By looking at the fossilized feathers' melanosomes, tiny pigment-carrying structures within cells that give bird feathers their hues and our hair its color, team members from Yale and Akron determined that unlike modern penguin feathers, which are predominately black and white, I. paracasensis feathers were a softer gray or reddish-brown color - shades associated today with penguin babies, not adults.
"Some of the feathers we found were loose, so we can't totally 'color in all the lines' on the penguin yet, or tell which feathers may have been part of a brighter display pattern on the bird, like the eye and neck bands on some modern species of penguin," Ksepka says. "But features of the bones tell us that this particular fossil was a fully-grown adult, not a juvenile, so finding brown and gray colors was a surprise."
The researchers also found that the fossil's melanosomes were much smaller than those found in modern penguins, leading to questions about how and why penguin feathers changed over time.
According to Ksepka, "The fossil record shows us that Inkayacu and other giant penguins were very successful during the Eocene - they ranged all over the Southern Hemisphere.
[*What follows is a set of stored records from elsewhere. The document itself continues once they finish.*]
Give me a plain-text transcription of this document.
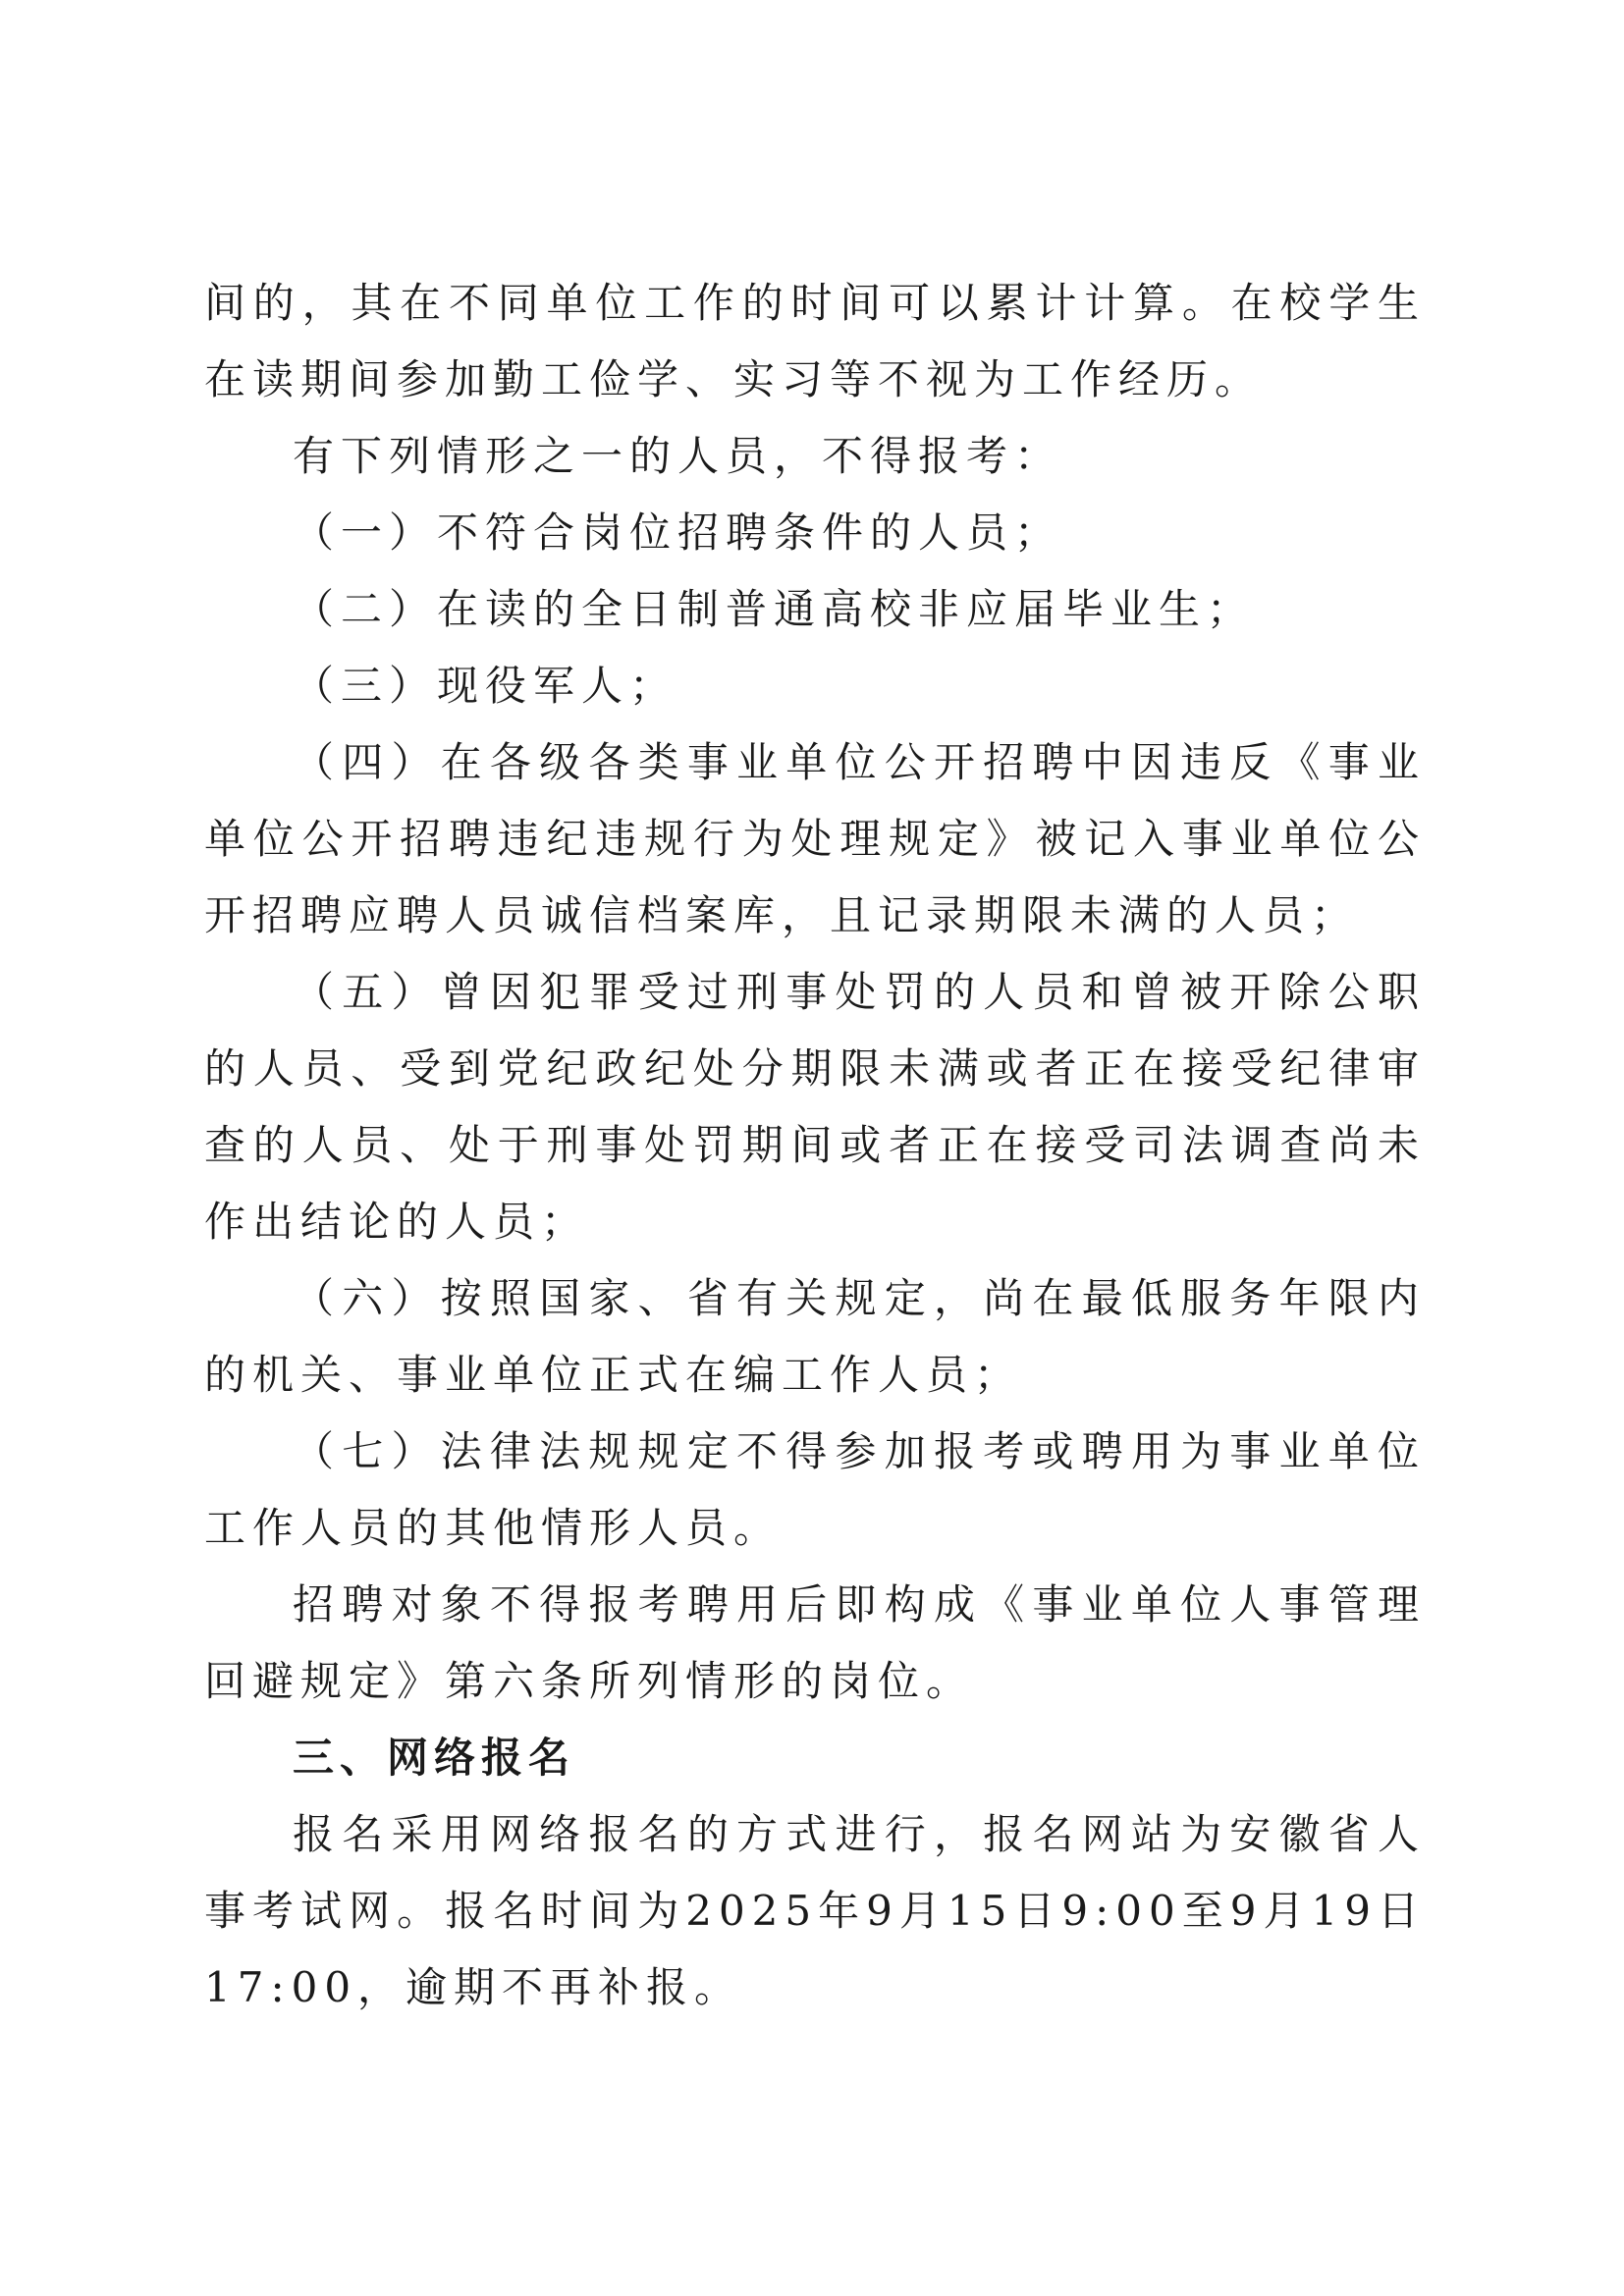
间的，其在不同单位工作的时间可以累计计算。在校学生在读期间参加勤工俭学、实习等不视为工作经历。

有下列情形之一的人员，不得报考：

（一）不符合岗位招聘条件的人员；

（二）在读的全日制普通高校非应届毕业生；

（三）现役军人；

（四）在各级各类事业单位公开招聘中因违反《事业单位公开招聘违纪违规行为处理规定》被记入事业单位公开招聘应聘人员诚信档案库，且记录期限未满的人员；

（五）曾因犯罪受过刑事处罚的人员和曾被开除公职的人员、受到党纪政纪处分期限未满或者正在接受纪律审查的人员、处于刑事处罚期间或者正在接受司法调查尚未作出结论的人员；

（六）按照国家、省有关规定，尚在最低服务年限内的机关、事业单位正式在编工作人员；

（七）法律法规规定不得参加报考或聘用为事业单位工作人员的其他情形人员。

招聘对象不得报考聘用后即构成《事业单位人事管理回避规定》第六条所列情形的岗位。

三、网络报名

报名采用网络报名的方式进行，报名网站为安徽省人事考试网。报名时间为2025年9月15日9:00至9月19日17:00，逾期不再补报。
But for some reason, they didn't continue to thrive into the present, and all of the giant penguins are now extinct. By looking at the way these fossilized feathers differ from those of living penguins, we may be able to learn more about why species like Inkayacu became extinct, while the smaller modern species continue to survive today."
The research was funded by grants from the National Science Foundation and National Geographic Society. The Department of Marine, Earth and Atmospheric Sciences is part of NC State's College of Physical and Mathematical Sciences.
Note to editors: Abstract of the paper follows
"Fossil Evidence for Evolution of the Shape and Color of Penguin Feathers"
Authors: Julia Clarke, University of Texas at Austin, Daniel Ksepka, North Carolina State University, Matthew Shawkey, University of Akron, et al.
Published: Sept. 30 in Science
Abstract: Penguin feathers are highly modified in form and function, but there have been no fossils to inform their evolution. A giant penguin with feathers was recovered from the late Eocene (~36Ma) of Peru. The fossil reveals that key feathering features including undifferentiated primary wing feathers and broad body contour feather shafts evolved early in the penguin lineage. Analyses of fossilized color-imparting melanosomes reveals that their dimensions were similar to those of non-penguin avian taxa and that the feathering may have been predominantly gray and reddish-brown. By contrast, the dark black-brown color of extant penguin feathers is generated by strikingly large, ellipsoidal melanosomes previously unknown for birds. The nanostructure of penguin feathers was thus modified after earlier macrostructural modifications of feather shape linked to aquatic flight.